В деревню приехали на своей машине Гера с мамой. Гере было уже пятнадцать лет. Он умел водить машину и стрелять из мелкокалиберного ружья. Держался Гера несколько свысока, часто покрикивал на товарищей, но притягательная сила ружья и машины была так велика, что в короткий срок он стал всеобщим кумиром. Один только Валерик не проявлял к Гере никакого интереса. А когда Гера ранил из ружья зайчонка и тот с громким воплем стал уходить в чащу, оставляя на траве кровавый след, Валерик пригрозил Гере, что дядя оштрафует его за браконьерство. С тех пор между мальчиками установились отношения отчужденности и неприязни.

Вскоре Валерик опять надолго ушел к дяде.
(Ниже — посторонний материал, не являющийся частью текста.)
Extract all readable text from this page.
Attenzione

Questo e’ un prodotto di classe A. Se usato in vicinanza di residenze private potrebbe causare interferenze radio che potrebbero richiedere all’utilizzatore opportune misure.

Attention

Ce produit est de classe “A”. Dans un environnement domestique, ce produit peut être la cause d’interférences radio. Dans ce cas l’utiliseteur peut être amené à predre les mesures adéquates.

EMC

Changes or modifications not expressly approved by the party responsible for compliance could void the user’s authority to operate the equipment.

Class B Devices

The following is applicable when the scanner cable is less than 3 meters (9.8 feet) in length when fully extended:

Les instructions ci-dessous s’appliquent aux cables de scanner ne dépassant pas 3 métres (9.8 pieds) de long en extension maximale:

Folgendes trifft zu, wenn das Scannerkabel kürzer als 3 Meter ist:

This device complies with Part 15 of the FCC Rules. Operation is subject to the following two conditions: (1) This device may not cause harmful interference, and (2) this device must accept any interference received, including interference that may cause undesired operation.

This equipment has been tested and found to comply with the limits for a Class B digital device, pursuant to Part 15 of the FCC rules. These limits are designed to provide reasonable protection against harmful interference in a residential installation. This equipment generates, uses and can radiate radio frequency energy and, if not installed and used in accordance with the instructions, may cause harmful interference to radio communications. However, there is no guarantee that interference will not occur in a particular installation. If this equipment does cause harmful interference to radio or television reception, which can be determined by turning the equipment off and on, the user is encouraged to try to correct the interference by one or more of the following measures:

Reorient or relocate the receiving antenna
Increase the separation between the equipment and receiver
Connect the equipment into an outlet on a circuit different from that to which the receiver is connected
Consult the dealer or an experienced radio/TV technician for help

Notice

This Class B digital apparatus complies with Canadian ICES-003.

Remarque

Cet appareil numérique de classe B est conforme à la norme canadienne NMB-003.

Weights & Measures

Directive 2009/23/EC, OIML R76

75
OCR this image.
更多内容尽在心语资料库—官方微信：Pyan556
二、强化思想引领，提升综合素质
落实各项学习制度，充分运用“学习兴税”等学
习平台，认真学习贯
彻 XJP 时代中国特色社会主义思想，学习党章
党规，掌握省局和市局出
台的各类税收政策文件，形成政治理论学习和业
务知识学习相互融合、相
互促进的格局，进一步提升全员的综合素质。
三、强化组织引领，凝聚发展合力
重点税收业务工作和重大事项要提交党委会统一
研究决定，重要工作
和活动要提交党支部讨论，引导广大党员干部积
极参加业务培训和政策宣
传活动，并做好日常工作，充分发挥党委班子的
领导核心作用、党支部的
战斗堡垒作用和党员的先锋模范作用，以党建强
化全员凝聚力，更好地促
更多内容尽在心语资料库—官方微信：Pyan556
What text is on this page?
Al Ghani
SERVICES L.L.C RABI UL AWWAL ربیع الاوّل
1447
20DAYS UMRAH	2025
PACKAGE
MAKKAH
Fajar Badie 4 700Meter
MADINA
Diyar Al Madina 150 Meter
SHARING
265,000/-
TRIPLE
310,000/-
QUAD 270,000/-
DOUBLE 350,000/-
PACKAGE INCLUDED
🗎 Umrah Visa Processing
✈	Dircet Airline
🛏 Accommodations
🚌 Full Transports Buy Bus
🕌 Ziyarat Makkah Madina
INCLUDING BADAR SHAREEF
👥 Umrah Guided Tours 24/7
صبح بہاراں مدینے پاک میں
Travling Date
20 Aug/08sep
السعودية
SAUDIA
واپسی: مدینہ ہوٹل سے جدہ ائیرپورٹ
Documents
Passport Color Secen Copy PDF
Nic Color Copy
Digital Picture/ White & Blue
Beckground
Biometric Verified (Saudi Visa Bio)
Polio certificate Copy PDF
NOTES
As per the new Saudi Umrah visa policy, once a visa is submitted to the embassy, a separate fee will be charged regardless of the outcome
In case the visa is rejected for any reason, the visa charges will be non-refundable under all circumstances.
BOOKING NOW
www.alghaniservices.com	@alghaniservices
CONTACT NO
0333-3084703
Теперь прогулки сменились для мальчишек поездками на машине, стрельбой в цель, а то и по живой мишени. Когда вожаком был Валерик, обитателям леса не грозила никакая опасность. «Вот здесь гнездо дрозда, а там — дятла, — показывал юный следопыт. — Идите тихо, да не пяльте глаза, а наблюдайте украдкой, чтобы не беспокоить птицу!» — поучал он, и ребята благоговейно затихали, слушая своего предводителя. Теперь все изменилось. Гера видел в природе только то, что могло доставить ему развлечение или удовольствие. Он мог спокойно разорить гнездо, сбить палкой стройную большеглазую стрекозу, свалить машиной молоденькую березку или елочку, а мальчишки слепо подражали своему новому вожаку.